Explore, Establish, Exploit: Red Teaming Language Models from Scratch
- URL: http://arxiv.org/abs/2306.09442v3
- Date: Wed, 11 Oct 2023 00:37:33 GMT
- Title: Explore, Establish, Exploit: Red Teaming Language Models from Scratch
- Authors: Stephen Casper, Jason Lin, Joe Kwon, Gatlen Culp, Dylan
Hadfield-Menell
- Abstract summary: We consider red-teaming "from scratch," in which the adversary does not begin with a way to classify failures.
We use this approach to red-team GPT-3 to discover classes of inputs that elicit false statements.
- Score: 7.949645304649025
- License: http://creativecommons.org/licenses/by/4.0/
- Abstract: Deploying large language models (LMs) can pose hazards from harmful outputs
such as toxic or false text. Prior work has introduced automated tools that
elicit harmful outputs to identify these risks.
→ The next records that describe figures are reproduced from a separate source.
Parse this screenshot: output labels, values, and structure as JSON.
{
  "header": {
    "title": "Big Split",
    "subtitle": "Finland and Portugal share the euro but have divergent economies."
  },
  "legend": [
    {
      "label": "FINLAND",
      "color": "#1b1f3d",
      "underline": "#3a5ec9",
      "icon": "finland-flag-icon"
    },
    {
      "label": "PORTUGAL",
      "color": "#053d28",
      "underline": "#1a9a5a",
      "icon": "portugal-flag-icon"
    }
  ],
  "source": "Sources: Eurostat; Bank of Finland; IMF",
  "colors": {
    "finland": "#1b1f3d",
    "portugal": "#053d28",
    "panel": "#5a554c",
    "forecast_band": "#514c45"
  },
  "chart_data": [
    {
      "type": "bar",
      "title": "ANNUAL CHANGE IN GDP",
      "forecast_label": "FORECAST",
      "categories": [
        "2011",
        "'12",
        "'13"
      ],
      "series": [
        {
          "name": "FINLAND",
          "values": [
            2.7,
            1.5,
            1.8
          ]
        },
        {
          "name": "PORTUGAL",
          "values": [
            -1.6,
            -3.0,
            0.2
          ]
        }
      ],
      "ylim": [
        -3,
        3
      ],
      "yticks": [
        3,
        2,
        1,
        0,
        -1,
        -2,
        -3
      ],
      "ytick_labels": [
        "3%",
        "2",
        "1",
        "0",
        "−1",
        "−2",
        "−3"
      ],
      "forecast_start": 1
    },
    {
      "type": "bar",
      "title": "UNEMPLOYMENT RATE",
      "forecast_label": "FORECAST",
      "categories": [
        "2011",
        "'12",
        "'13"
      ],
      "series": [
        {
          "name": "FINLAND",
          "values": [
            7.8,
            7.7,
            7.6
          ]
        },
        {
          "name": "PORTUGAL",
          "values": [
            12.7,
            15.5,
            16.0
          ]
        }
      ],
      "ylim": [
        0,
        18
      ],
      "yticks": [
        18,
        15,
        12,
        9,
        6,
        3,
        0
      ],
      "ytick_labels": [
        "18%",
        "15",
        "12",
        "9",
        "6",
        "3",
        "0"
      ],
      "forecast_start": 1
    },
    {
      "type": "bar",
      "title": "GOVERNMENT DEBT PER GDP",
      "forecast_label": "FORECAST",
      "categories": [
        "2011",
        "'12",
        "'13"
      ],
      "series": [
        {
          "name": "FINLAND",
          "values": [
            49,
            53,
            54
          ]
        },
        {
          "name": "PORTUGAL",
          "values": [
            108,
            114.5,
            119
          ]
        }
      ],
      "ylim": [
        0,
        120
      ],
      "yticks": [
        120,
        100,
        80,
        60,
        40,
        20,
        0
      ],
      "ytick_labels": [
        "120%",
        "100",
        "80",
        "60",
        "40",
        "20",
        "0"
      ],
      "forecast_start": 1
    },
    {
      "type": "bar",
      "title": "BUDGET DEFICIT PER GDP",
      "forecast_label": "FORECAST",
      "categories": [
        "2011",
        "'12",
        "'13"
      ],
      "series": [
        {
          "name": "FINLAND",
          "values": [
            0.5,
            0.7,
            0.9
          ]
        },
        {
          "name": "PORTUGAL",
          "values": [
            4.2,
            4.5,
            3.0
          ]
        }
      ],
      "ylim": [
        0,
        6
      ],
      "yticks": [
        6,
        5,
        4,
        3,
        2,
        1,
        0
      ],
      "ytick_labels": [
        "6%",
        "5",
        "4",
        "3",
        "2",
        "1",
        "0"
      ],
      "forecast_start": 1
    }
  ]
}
While this is a valuable step
toward securing models, these approaches rely on a pre-existing way to
efficiently classify undesirable outputs. Using a pre-existing classifier does
not allow for red-teaming to be tailored to the target model. Furthermore, when
failures can be easily classified in advance, red-teaming has limited marginal
value because problems can be avoided by simply filtering training data and/or
model outputs. Here, we consider red-teaming "from scratch," in which the
adversary does not begin with a way to classify failures. Our framework
consists of three steps: 1) Exploring the model's range of behaviors in the
desired context; 2) Establishing a definition and measurement for undesired
behavior (e.g., a classifier trained to reflect human evaluations); and 3)
Exploiting the model's flaws using this measure to develop diverse adversarial
prompts. We use this approach to red-team GPT-3 to discover classes of inputs
that elicit false statements. In doing so, we construct the CommonClaim dataset
of 20,000 statements labeled by humans as common-knowledge-true, common
knowledge-false, or neither. We are making code and data available.